|The terrier and I recently spent a couple of days camping on the shores of Loch Tay.
I could see by the map that getting to this site was going to be a bit of a struggle but Tiompans lovely pictures and Stan Beckensall's description of the site in his lovely book Circles of Stone had this marked down as a must-see.
I parked up in a gap on the roadside at approx NN697422 and then passed through the field gate onto the steep hillside. The contours fall pretty close together here and the ground is pretty wet. It took the terrier and I a good bit of too'ing and fro'ing to pick our way through the chest-high bracken and shin-deep bogs to climb the steepest part of the hill. Eventually we reached the final stone wall, the slope eased off a little and the walking became a little easier.
As we worked our way up the slope I could see a group of people standing roughly where I had worked out that the carvings should be. Bollocks!, just my luck I thought, having slogged up the hill to have my peace disturbed by a bunch of folk shooting rabbits or some such nonsense.
As I moved up the hill the figures began to take shape "that fella doesn't half look like George" I thought, "that other fella is the dead pop of Stan Beckensall, fuck me there's Richard Bradley!" I began to think that perhaps the pot of expresso that I'd drunk before setting off was having some bizarre hallucinogenic effect. As I got closer I could see the bloke who looked like George squinting and smiling at me.

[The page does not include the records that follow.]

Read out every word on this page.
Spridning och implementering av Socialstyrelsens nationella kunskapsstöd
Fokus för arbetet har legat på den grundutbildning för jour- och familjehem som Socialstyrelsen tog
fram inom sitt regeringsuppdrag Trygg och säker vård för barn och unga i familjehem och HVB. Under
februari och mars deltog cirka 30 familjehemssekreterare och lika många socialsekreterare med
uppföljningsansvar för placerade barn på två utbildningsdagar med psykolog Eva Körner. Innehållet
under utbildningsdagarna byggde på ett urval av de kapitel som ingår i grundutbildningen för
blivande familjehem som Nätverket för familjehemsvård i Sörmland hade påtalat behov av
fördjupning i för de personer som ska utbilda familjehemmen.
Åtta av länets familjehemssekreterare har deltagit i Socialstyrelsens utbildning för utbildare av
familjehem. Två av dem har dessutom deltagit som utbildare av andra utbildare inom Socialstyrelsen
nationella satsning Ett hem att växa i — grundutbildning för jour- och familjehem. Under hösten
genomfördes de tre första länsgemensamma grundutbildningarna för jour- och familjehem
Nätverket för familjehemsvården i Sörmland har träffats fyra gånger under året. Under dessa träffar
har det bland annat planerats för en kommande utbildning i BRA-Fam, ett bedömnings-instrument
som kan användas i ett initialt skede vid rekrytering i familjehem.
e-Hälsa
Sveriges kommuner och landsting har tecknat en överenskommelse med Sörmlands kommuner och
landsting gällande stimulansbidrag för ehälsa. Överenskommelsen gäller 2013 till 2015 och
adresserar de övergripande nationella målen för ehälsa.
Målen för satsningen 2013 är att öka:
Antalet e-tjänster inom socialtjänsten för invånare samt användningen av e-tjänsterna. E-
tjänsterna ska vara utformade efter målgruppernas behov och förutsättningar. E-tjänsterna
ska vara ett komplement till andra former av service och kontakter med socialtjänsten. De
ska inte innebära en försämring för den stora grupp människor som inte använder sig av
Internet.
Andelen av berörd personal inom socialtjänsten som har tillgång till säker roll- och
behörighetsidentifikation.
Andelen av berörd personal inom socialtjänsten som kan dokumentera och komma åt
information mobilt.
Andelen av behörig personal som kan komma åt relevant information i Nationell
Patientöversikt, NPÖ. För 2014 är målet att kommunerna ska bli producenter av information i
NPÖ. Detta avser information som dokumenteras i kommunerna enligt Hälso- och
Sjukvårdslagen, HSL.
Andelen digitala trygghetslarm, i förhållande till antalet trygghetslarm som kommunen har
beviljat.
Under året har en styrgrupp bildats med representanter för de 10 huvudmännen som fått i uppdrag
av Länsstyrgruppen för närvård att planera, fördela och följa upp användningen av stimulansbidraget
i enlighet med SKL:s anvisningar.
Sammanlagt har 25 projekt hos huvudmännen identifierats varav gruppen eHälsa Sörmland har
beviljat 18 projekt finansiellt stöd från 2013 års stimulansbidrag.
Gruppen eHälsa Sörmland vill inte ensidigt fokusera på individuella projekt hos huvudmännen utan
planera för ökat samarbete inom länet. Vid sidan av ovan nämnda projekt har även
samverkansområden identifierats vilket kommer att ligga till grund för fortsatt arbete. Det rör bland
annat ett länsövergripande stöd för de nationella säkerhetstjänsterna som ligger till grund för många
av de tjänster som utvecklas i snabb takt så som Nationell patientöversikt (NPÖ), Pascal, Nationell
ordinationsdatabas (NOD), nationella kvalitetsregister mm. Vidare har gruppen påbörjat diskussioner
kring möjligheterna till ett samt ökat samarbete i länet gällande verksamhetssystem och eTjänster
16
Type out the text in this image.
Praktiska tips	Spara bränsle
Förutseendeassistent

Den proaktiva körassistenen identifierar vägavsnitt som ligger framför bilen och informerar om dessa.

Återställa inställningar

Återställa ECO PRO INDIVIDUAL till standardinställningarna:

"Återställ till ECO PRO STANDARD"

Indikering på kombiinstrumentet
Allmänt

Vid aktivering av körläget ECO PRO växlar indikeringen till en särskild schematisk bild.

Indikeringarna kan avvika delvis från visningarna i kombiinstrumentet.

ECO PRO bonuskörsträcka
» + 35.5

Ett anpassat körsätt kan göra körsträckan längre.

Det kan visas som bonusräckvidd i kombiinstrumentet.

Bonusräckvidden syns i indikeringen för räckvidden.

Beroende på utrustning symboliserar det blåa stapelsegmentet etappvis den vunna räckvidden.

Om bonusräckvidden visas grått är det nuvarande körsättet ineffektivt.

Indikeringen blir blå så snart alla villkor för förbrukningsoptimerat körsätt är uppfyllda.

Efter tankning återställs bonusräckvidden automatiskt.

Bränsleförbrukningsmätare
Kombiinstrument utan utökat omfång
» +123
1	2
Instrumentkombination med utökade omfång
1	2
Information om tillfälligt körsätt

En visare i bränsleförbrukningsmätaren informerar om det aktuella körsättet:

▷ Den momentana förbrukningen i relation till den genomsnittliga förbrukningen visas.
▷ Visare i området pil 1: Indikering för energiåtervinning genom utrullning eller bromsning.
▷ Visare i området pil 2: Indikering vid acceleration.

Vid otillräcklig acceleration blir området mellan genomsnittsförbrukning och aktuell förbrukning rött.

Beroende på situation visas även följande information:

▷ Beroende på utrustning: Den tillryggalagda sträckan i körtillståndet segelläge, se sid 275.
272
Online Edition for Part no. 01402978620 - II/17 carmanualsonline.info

Basically what I'd stumbled upon was the tail-end of an excavation by Richard Bradley and his team with George, Stan with Paul Frodsham paying a visit. Here was me on my first visit to Perthshire, I pick an obscure upland site to visit and stumble across this jolly bunch.
As for the site itself, the excavations were coming to an end, Richard Bradley busied himself ensuring that the recording and back-filling was all going to plan. Stan kindly showed me around the site including some new carvings. I was fortunate enough to be able to lift the turf off some of the known carvings and basically drink the whole thing in.
From my point of view it was a real privilege to be able to sit down in the landscape and discuss archaeology and rock art with such lovely folk as George and Stan.
Beautiful rock art in a fantastic landscape shared with excellent company. Who could ask for more?